Theurer’s original goal for the stock price was $ 185, when the stock was around $ 155. Since then, Beyond Meat’s stock has risen wildly, from about $ 160 a share, to $ 55 and going back to the current level of $ 141.68.
As time passed, its target price dropped to $ 100 per share. On Monday, it raised it to $ 115, approximately 19% below recent levels.

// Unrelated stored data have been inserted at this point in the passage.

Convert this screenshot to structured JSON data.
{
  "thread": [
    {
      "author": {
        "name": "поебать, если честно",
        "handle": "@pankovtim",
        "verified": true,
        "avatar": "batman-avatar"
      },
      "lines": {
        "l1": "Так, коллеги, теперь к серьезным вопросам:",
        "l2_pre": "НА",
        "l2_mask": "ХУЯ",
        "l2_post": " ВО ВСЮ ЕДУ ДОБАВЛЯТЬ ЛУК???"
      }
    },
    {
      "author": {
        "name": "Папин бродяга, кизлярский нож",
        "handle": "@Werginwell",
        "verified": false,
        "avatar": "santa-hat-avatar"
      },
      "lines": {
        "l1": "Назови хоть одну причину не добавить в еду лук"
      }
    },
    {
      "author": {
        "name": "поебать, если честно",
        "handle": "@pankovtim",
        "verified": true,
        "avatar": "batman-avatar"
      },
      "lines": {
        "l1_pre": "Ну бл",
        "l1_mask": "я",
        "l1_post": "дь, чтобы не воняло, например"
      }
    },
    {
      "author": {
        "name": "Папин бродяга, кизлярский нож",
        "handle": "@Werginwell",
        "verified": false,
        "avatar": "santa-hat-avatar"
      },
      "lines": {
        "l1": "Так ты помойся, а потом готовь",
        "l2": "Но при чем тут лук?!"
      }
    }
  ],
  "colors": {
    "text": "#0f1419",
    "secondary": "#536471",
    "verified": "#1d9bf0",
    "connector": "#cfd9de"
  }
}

Overall, Wall Street is unsure about Beyond’s shares. Only three analysts rate the shares in Buy, while 17 have Hold or Sell ratings. The 15% buy rating ratio is well below the 55% average for stocks on the Dow Jones Industrial Average.
Valuation seems to be the main reason for the large percentage of pans. The average price target among analysts is approximately $ 100 per share, almost 30% below recent trading levels.
Barron’s He also struggles with Beyond’s rating. We chose the shares in May 2019, believing the price was too rich, while acknowledging the company’s strong business execution. Beyond’s shares are currently trading approximately 13 times more, above where other high-growth food companies have traded in the recent past.
Food pairs in the S&P 500 trade just over 2 times sales on average. Those companies, of course, grow much more slowly than Beyond.
Since that item appeared, with the stock price at about $ 100, Barron’s He has looked smart and stupid. The shares have been volatile, ranging from around $ 50 to $ 240.
Beyond stocks it fell 8.8% to $ 129.25 at 10:42 am The Dow was up 1.5% and while the S&P 500 gained 0.9%.
Year-to-date, Beyond shares rose approximately 87% to Friday’s closing price.